Ce qu’il faut retenir
Le Centre international pour le règlement des différends relatifs aux investissements a ordonné le 27 septembre aux autorités de Niamey de ne pas vendre les stocks d’uranium de la Somaïr revendiqués par Orano et de libérer un représentant du groupe. L’injonction fige un litige qui pourrait durer des années et préfigure d’éventuels coûts financiers élevés pour le Niger.
Décision provisoire du CIRDI
Saisi par Orano, le tribunal arbitral de Washington a estimé que la situation présentait un risque d’aggravation irréversible si le minerai passait entre de nouvelles mains avant la sentence finale.
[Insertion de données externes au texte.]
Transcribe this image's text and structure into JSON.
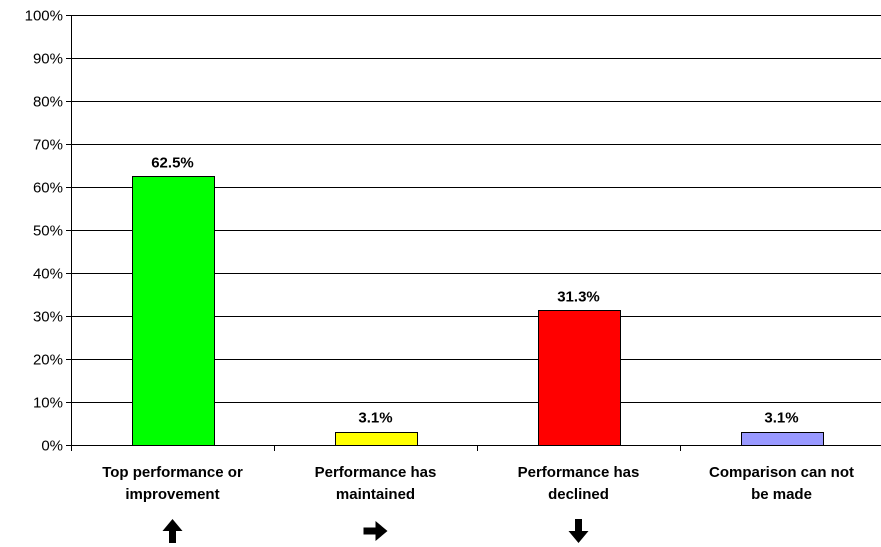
{
  "chart_data": {
    "type": "bar",
    "categories": [
      [
        "Top performance or",
        "improvement"
      ],
      [
        "Performance has",
        "maintained"
      ],
      [
        "Performance has",
        "declined"
      ],
      [
        "Comparison can not",
        "be made"
      ]
    ],
    "values": [
      62.5,
      3.1,
      31.3,
      3.1
    ],
    "data_labels": [
      "62.5%",
      "3.1%",
      "31.3%",
      "3.1%"
    ],
    "bar_colors": [
      "#00FF00",
      "#FFFF00",
      "#FF0000",
      "#9999FF"
    ],
    "category_icons": [
      "arrow-up-icon",
      "arrow-right-icon",
      "arrow-down-icon",
      ""
    ],
    "ylim": [
      0,
      100
    ],
    "yticks": [
      0,
      10,
      20,
      30,
      40,
      50,
      60,
      70,
      80,
      90,
      100
    ],
    "ytick_labels": [
      "0%",
      "10%",
      "20%",
      "30%",
      "40%",
      "50%",
      "60%",
      "70%",
      "80%",
      "90%",
      "100%"
    ],
    "grid": true,
    "title": "",
    "xlabel": "",
    "ylabel": ""
  }
}
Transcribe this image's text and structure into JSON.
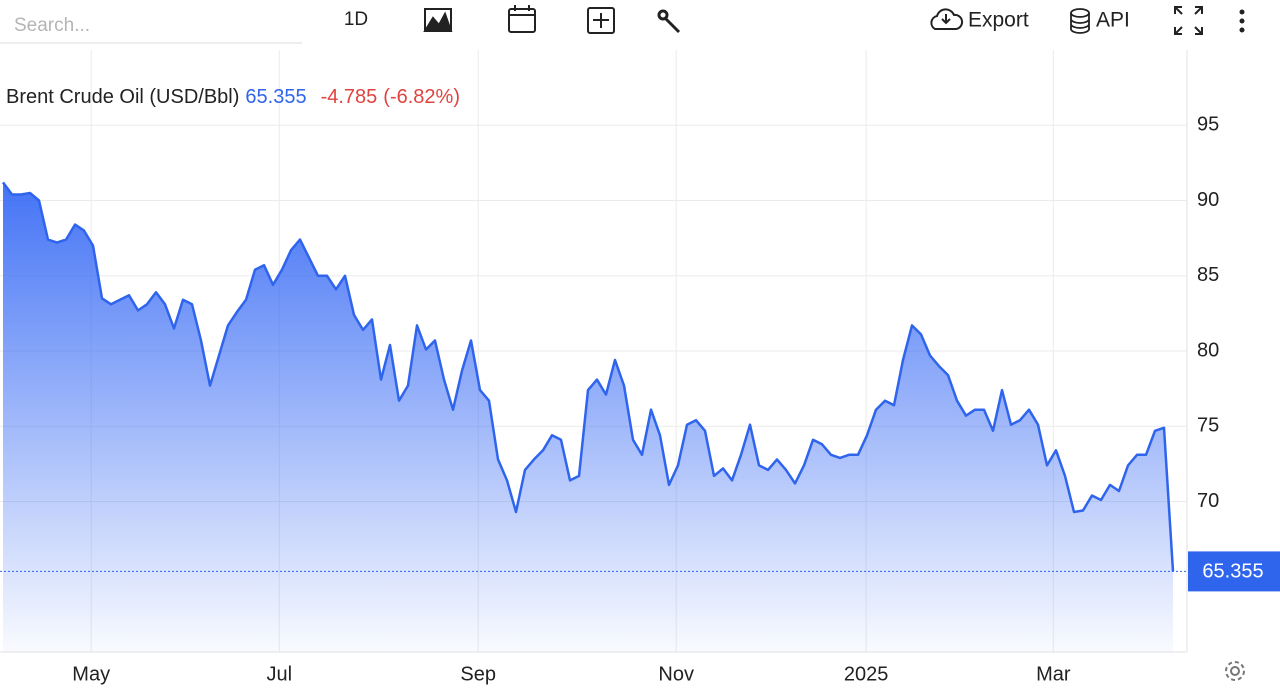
{
  "toolbar": {
    "search_placeholder": "Search...",
    "interval": "1D",
    "export": "Export",
    "api": "API"
  },
  "chart_data": {
    "type": "area",
    "title": "Brent Crude Oil (USD/Bbl)",
    "price": "65.355",
    "change": "-4.785",
    "change_pct": "(-6.82%)",
    "series": [
      {
        "color": "#2f64ec",
        "values": [
          91.2,
          90.4,
          90.4,
          90.5,
          90,
          87.4,
          87.2,
          87.4,
          88.4,
          88,
          87,
          83.5,
          83.1,
          83.4,
          83.7,
          82.7,
          83.1,
          83.9,
          83.1,
          81.5,
          83.4,
          83.1,
          80.7,
          77.7,
          79.7,
          81.7,
          82.6,
          83.4,
          85.4,
          85.7,
          84.4,
          85.4,
          86.7,
          87.4,
          86.2,
          85,
          85,
          84.1,
          85,
          82.4,
          81.4,
          82.1,
          78.1,
          80.4,
          76.7,
          77.7,
          81.7,
          80.1,
          80.7,
          78.1,
          76.1,
          78.7,
          80.7,
          77.4,
          76.7,
          72.8,
          71.4,
          69.3,
          72.1,
          72.8,
          73.4,
          74.4,
          74.1,
          71.4,
          71.7,
          77.4,
          78.1,
          77.1,
          79.4,
          77.7,
          74.1,
          73.1,
          76.1,
          74.4,
          71.1,
          72.4,
          75.1,
          75.4,
          74.7,
          71.7,
          72.2,
          71.4,
          73.1,
          75.1,
          72.4,
          72.1,
          72.8,
          72.1,
          71.2,
          72.4,
          74.1,
          73.8,
          73.1,
          72.9,
          73.1,
          73.1,
          74.4,
          76.1,
          76.7,
          76.4,
          79.4,
          81.7,
          81.1,
          79.7,
          79,
          78.4,
          76.7,
          75.7,
          76.1,
          76.1,
          74.7,
          77.4,
          75.1,
          75.4,
          76.1,
          75.1,
          72.4,
          73.4,
          71.7,
          69.3,
          69.4,
          70.4,
          70.1,
          71.1,
          70.7,
          72.4,
          73.1,
          73.1,
          74.7,
          74.9,
          65.355
        ]
      }
    ],
    "xlim": [
      0,
      129
    ],
    "xticks": [
      {
        "value": 9.8,
        "label": "May"
      },
      {
        "value": 30.7,
        "label": "Jul"
      },
      {
        "value": 52.8,
        "label": "Sep"
      },
      {
        "value": 74.8,
        "label": "Nov"
      },
      {
        "value": 95.9,
        "label": "2025"
      },
      {
        "value": 116.7,
        "label": "Mar"
      }
    ],
    "ylim": [
      60,
      100
    ],
    "yticks": [
      70,
      75,
      80,
      85,
      90,
      95
    ],
    "grid": true
  }
}
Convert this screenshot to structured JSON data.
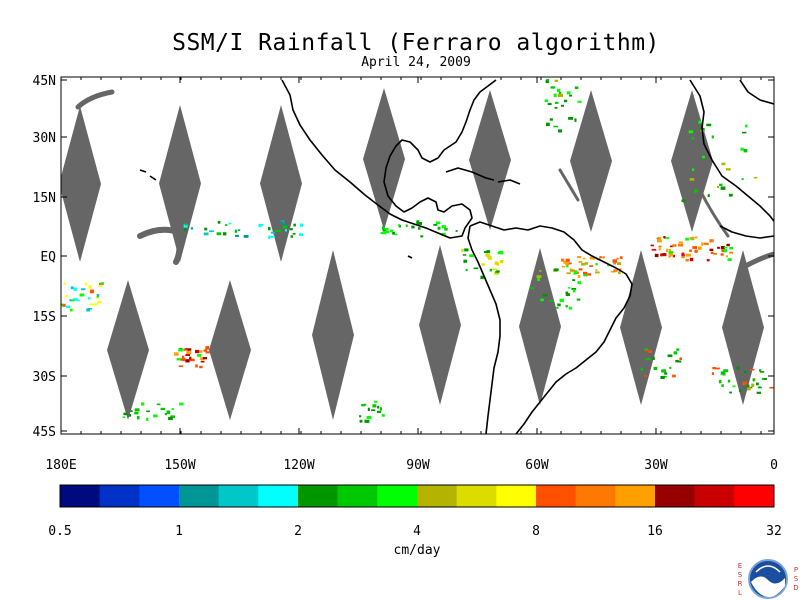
{
  "title": "SSM/I Rainfall (Ferraro algorithm)",
  "subtitle": "April 24, 2009",
  "map": {
    "lat_labels": [
      "45N",
      "30N",
      "15N",
      "EQ",
      "15S",
      "30S",
      "45S"
    ],
    "lon_labels": [
      "180E",
      "150W",
      "120W",
      "90W",
      "60W",
      "30W",
      "0"
    ],
    "missing_swath_color": "#666666",
    "coastline_color": "#000000"
  },
  "colorbar": {
    "colors": [
      "#000a80",
      "#0032c8",
      "#0050ff",
      "#009696",
      "#00c8c8",
      "#00ffff",
      "#009600",
      "#00c800",
      "#00ff00",
      "#b4b400",
      "#dcdc00",
      "#ffff00",
      "#ff5000",
      "#ff7800",
      "#ffa000",
      "#960000",
      "#c80000",
      "#ff0000"
    ],
    "tick_labels": [
      "0.5",
      "1",
      "2",
      "4",
      "8",
      "16",
      "32"
    ],
    "unit_label": "cm/day"
  },
  "logo": {
    "left_letters": [
      "E",
      "S",
      "R",
      "L"
    ],
    "right_letters": [
      "P",
      "S",
      "D"
    ],
    "name": "noaa-logo"
  }
}
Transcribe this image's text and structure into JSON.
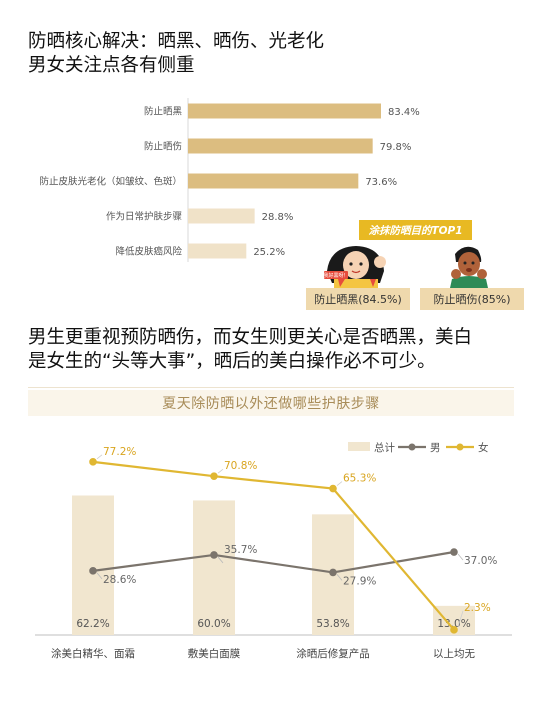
{
  "heading": {
    "line1": "防晒核心解决：晒黑、晒伤、光老化",
    "line2": "男女关注点各有侧重"
  },
  "paragraph": {
    "line1": "男生更重视预防晒伤，而女生则更关心是否晒黑，美白",
    "line2": "是女生的“头等大事”，晒后的美白操作必不可少。"
  },
  "chart_data": [
    {
      "type": "bar",
      "orientation": "horizontal",
      "categories": [
        "防止晒黑",
        "防止晒伤",
        "防止皮肤光老化（如皱纹、色斑）",
        "作为日常护肤步骤",
        "降低皮肤癌风险"
      ],
      "values": [
        83.4,
        79.8,
        73.6,
        28.8,
        25.2
      ],
      "value_labels": [
        "83.4%",
        "79.8%",
        "73.6%",
        "28.8%",
        "25.2%"
      ],
      "colors": [
        "#dcbd80",
        "#dcbd80",
        "#dcbd80",
        "#f0e2c8",
        "#f0e2c8"
      ],
      "callout": {
        "title": "涂抹防晒目的TOP1",
        "female_label": "防止晒黑(84.5%)",
        "male_label": "防止晒伤(85%)",
        "speech_bubble": "我好黑呀！"
      }
    },
    {
      "type": "bar+line",
      "title": "夏天除防晒以外还做哪些护肤步骤",
      "categories": [
        "涂美白精华、面霜",
        "敷美白面膜",
        "涂晒后修复产品",
        "以上均无"
      ],
      "series": [
        {
          "name": "总计",
          "type": "bar",
          "color": "#f1e6cf",
          "values": [
            62.2,
            60.0,
            53.8,
            13.0
          ],
          "labels": [
            "62.2%",
            "60.0%",
            "53.8%",
            "13.0%"
          ]
        },
        {
          "name": "男",
          "type": "line",
          "color": "#7b746c",
          "values": [
            28.6,
            35.7,
            27.9,
            37.0
          ],
          "labels": [
            "28.6%",
            "35.7%",
            "27.9%",
            "37.0%"
          ]
        },
        {
          "name": "女",
          "type": "line",
          "color": "#e0b732",
          "values": [
            77.2,
            70.8,
            65.3,
            2.3
          ],
          "labels": [
            "77.2%",
            "70.8%",
            "65.3%",
            "2.3%"
          ]
        }
      ],
      "ylim": [
        0,
        90
      ],
      "legend": "top-right",
      "grid": false
    }
  ]
}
Il applique ainsi une procédure d’urgence prévue par ses règles.
Selon l’avocat Mamadou Gacko, la mesure vise à « geler le litige » pour empêcher qu’un acte unilatéral ne rende la décision finale impossible à exécuter. Elle protège à la fois la position juridique des parties et l’autorité du futur jugement.
Les arbitres ont assorti l’injonction d’une mise en garde : toute cession d’uranium ou maintien en détention de l’employé Ibrahim Courmo pourra alourdir le montant des compensations et des frais mis à la charge de l’État nigérien si celui-ci est finalement condamné.
Impacts pour l’État nigérien
Le Niger se voit privé d’une marge de manœuvre immédiate sur un stock stratégique, alors que ses recettes minières restent cruciales pour l’équilibre budgétaire. En cas de violation de l’ordonnance, Orano pourrait solliciter la saisie de biens publics ou de créances nigériennes à l’étranger, complexifiant davantage la diplomatie économique de Niamey.
L’avertissement constitue aussi un signal adressé aux acheteurs potentiels. Maître Baptiste Rigaudeau souligne que l’injonction est « un gros signal à toute personne qui voudrait acheter cet uranium-là », renforçant ainsi le pouvoir de contrainte du tribunal arbitral.
Contexte juridique et économique
Orano accuse le Niger de s’être « approprié indûment » le minerai extrait par la Somaïr, société dont le groupe français est actionnaire. Niamey conteste cette lecture, mais les arbitres ne statueront pas sur le fond avant plusieurs mois, voire années.
Dans l’intervalle, l’uranium reste entreposé sur le sol nigérien. Sa valeur de marché, non précisée publiquement, représente un levier financier majeur pour les deux parties, accentuant la tension autour du dossier.
Le recours à l’arbitrage du CIRDI illustre la centralité de cette instance pour régler les différends entre investisseurs et États africains, en dépit des critiques récurrentes sur le coût et la durée des procédures.
Acteurs clés du dossier
Côté français, Orano cherche à sécuriser ses approvisionnements et à protéger ses actifs historiques au Sahel. Le groupe s’appuie sur une équipe juridique aguerrie, forte d’une jurisprudence déjà abondante devant le CIRDI.
Le gouvernement nigérien, nouvellement confronté à cette injonction, devra équilibrer la défense de sa souveraineté économique et la préservation de sa crédibilité internationale, un exercice délicat dans un contexte régional marqué par des recompositions rapides.
Scénarios à surveiller
Première option : la poursuite d’une ligne dure par Niamey, menant à une violation de l’ordonnance. Elle ouvrirait la voie à des mesures de rétorsion financières et ternirait l’attractivité du pays pour d’autres investisseurs.
Seconde option : un respect strict de la décision et l’ouverture de négociations directes avec Orano. Ce choix pourrait accélérer un accord transactionnel avant que le tribunal ne tranche définitivement.
Troisième option : l’attente stratégique, fondée sur l’espoir d’un jugement favorable. Mais chaque mois de procédure accroît les frais d’arbitrage, susceptibles d’être finalement supportés par la partie perdante, et maintient l’uranium hors du circuit commercial international.